—Si Elena es tan maravillosa, ¿por qué demonios terminaste conmigo en primer lugar? ¿Acaso no fue solo porque te convenía que yo te diera un heredero varón? Eres un egoísta asqueroso, Diego. Si hoy soy este desastre humano, ¡es por tu culpa!
Tras escuchar la catarata de insultos y reproches, el rostro de Diego se volvió impenetrable.
Dejó pasar un largo silencio antes de responder con voz glacial:
—Adriana, deja de hacerte la víctima de telenovela. ¿Acaso te puse un arma en la cabeza para que firmaras los papeles del matrimonio o para que te embarazaras? Vives en la casa de los Romero con un millón al mes para tus caprichos, sin mover un solo dedo ni preocuparte por criar a tu hijo. ¡Cualquiera mataría por estar en tu lugar! Tú solita te buscaste esta desgracia con tus berrinches y tus estupideces. Perdiste a tu propio hijo por tu maldita negligencia, ¿y todavía tienes el descaro de culpar a los demás? Si ya no quieres estar casada conmigo, el divorcio está en la mesa.

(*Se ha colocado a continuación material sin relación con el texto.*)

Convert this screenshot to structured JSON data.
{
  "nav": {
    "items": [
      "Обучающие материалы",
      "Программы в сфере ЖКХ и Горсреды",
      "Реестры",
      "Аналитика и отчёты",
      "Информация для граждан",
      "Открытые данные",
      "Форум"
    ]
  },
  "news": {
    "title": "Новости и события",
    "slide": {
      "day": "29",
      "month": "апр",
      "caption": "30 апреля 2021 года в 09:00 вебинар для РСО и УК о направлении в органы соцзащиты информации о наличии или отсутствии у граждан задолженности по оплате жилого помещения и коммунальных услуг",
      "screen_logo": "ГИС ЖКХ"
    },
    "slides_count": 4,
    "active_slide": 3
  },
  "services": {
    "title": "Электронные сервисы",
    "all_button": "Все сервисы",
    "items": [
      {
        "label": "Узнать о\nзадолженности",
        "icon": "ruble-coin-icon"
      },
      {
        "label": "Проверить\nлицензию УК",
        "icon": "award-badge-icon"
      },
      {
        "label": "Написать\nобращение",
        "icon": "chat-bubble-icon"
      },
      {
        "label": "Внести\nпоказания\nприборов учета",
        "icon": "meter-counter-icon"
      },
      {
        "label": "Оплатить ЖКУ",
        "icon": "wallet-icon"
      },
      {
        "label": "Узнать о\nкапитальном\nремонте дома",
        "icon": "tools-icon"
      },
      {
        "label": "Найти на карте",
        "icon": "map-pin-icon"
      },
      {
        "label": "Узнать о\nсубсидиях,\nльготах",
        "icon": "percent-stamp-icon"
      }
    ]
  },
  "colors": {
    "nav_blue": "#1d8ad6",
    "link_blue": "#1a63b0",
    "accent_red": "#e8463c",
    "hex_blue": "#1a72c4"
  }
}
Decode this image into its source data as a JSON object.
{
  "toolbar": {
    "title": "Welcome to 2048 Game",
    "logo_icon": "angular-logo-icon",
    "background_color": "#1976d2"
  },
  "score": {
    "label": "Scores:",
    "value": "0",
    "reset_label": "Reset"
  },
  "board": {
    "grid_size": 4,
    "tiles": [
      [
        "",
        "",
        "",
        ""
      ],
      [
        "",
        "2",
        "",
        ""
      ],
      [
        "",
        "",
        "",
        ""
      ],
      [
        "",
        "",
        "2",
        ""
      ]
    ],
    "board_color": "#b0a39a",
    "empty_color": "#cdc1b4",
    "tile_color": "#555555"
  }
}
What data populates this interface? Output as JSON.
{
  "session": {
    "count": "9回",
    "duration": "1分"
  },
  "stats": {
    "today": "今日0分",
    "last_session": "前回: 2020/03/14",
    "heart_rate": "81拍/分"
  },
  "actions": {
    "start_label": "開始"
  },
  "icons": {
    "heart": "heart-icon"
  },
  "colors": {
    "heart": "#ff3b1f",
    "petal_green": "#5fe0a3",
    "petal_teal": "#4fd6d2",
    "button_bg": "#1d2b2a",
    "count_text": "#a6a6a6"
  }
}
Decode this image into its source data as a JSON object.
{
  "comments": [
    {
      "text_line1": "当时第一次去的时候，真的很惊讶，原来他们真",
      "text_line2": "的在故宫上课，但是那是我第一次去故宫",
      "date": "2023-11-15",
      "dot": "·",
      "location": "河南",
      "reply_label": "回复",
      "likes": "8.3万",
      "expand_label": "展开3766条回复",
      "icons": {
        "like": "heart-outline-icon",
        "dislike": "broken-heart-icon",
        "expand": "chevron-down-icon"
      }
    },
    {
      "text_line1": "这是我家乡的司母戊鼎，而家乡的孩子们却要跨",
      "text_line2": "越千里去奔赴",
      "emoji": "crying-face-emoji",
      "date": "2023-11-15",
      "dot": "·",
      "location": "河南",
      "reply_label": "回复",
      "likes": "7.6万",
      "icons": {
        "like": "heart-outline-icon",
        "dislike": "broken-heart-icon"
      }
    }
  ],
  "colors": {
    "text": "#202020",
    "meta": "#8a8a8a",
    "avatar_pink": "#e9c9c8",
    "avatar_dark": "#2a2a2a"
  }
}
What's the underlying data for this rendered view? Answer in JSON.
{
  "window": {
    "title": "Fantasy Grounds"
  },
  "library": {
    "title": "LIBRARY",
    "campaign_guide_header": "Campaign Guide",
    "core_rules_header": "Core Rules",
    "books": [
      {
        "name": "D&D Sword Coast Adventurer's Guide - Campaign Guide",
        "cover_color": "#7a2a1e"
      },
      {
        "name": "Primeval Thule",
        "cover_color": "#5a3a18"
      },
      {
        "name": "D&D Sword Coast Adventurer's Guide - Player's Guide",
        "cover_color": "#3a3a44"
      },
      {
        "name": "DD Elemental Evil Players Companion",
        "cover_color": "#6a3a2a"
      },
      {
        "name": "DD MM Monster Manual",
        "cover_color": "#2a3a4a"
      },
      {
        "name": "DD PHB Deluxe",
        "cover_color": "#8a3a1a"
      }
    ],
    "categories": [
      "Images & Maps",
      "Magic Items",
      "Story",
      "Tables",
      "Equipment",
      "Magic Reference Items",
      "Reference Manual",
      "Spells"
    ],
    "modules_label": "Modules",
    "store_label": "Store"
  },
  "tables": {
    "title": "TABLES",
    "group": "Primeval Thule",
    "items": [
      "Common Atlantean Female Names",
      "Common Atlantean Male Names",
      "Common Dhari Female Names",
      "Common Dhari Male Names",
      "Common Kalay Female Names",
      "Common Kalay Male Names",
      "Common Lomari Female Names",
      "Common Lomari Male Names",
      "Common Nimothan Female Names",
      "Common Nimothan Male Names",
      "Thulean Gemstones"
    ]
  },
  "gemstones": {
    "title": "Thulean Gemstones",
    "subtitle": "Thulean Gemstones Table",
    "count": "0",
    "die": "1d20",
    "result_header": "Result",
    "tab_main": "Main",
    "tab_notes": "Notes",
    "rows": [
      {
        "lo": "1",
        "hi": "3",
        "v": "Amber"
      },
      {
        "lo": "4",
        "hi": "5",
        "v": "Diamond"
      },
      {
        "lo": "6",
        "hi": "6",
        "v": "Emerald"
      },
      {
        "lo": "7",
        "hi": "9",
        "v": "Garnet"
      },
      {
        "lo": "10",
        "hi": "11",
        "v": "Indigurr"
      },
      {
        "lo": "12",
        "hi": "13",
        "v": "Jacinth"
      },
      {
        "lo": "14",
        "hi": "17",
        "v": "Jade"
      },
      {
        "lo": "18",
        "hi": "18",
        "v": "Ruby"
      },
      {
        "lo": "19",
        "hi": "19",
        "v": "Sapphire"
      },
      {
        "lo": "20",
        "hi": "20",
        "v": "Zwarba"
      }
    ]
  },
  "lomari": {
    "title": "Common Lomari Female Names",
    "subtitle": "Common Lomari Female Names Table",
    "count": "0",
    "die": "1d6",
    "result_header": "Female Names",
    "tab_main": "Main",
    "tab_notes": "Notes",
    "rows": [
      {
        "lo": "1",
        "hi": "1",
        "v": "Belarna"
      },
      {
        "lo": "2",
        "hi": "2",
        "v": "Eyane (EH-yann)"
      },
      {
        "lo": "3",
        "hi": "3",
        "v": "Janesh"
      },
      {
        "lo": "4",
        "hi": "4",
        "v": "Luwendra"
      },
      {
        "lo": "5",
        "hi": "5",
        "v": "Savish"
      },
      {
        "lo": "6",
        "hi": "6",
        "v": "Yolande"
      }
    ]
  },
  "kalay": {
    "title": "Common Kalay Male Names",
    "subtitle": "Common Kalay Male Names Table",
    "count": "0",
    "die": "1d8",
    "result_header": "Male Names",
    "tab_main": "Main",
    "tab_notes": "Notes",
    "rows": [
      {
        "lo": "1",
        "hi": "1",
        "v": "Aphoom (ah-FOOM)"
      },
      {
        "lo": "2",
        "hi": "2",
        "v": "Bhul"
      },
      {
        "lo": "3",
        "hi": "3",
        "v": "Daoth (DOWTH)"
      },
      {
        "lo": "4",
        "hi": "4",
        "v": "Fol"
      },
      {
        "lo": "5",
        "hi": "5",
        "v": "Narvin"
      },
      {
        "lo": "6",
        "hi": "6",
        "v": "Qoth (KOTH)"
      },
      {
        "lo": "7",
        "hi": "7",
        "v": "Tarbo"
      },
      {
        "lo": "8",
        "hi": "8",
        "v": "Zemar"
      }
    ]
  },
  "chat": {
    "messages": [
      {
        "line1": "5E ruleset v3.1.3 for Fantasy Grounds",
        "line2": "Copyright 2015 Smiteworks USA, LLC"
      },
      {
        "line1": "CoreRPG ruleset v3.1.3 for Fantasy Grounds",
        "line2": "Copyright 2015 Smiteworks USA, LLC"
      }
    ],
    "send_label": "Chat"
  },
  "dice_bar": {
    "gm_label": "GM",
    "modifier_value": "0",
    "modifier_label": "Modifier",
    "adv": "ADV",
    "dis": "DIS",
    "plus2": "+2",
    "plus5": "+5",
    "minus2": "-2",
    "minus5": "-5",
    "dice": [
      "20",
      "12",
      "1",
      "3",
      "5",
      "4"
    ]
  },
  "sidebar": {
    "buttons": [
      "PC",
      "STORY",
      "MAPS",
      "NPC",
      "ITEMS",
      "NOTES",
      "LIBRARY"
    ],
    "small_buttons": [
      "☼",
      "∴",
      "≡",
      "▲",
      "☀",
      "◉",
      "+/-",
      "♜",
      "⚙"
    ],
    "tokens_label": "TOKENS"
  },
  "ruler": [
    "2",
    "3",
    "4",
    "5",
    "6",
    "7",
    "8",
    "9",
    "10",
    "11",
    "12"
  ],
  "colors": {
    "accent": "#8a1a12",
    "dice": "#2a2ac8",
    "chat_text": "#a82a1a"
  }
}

Sin añadir una palabra más, giró sobre sus talones y salió de la habitación.
Adriana rompió a llorar, sollozando con tanta fuerza que le faltaba el aire.
Siempre era lo mismo. Cada vez que peleaban, él se aferraba a su versión de las cosas, negándose rotundamente a validar lo que ella sentía.
La empleada asomó la cabeza por la puerta con timidez y se acercó, adoptando un tono falsamente compasivo.
—Ay, señora, no sea tan terca. Usted vive de lo que ese hombre le da. Un millón mensuales... mucha gente vendería su alma por una vida así, ¿y usted se pone a gritarle? Acaba de perder a su bebé, es lógico que el patrón esté furioso. La próxima vez que venga, hágase la suave y endúlcele un poco el oído.
Adriana, que ya sentía que la sangre le hervía en las venas, explotó al escuchar la desfachatez de la mujer.
—¿A ti quién te pidió tu opinión? ¡Lárgate de aquí!
La empleada torció la boca con desagrado.
—Me voy si quiero, faltaba más. Pero que quede claro: si me echa, mi pago se queda intacto. Yo estoy aquí para trabajar, si usted no quiere que la atiendan, ese es su problema.
Adriana jadeaba, presa de un ataque de furia, mientras el dolor de su cirugía volvía a punzarle con violencia.
***
Esa misma tarde, al salir de su oficina, Elena recibió una llamada de Javier.
—Elena, los abogados del director Romero se comunicaron conmigo. Quieren retirar la denuncia.
Elena soltó una carcajada sarcástica.
—Claro que quieren retirarla, porque saben que están arrinconados y que los íbamos a aplastar en la corte. Diles de mi parte que no acepto. Voy a demandar a Adriana por difamación.
Si Adriana había tenido la desfachatez de intentar arruinarle la vida, tendría que pagar el precio.
El abogado Cortés transmitió el mensaje y, poco después, se comunicó nuevamente con ella.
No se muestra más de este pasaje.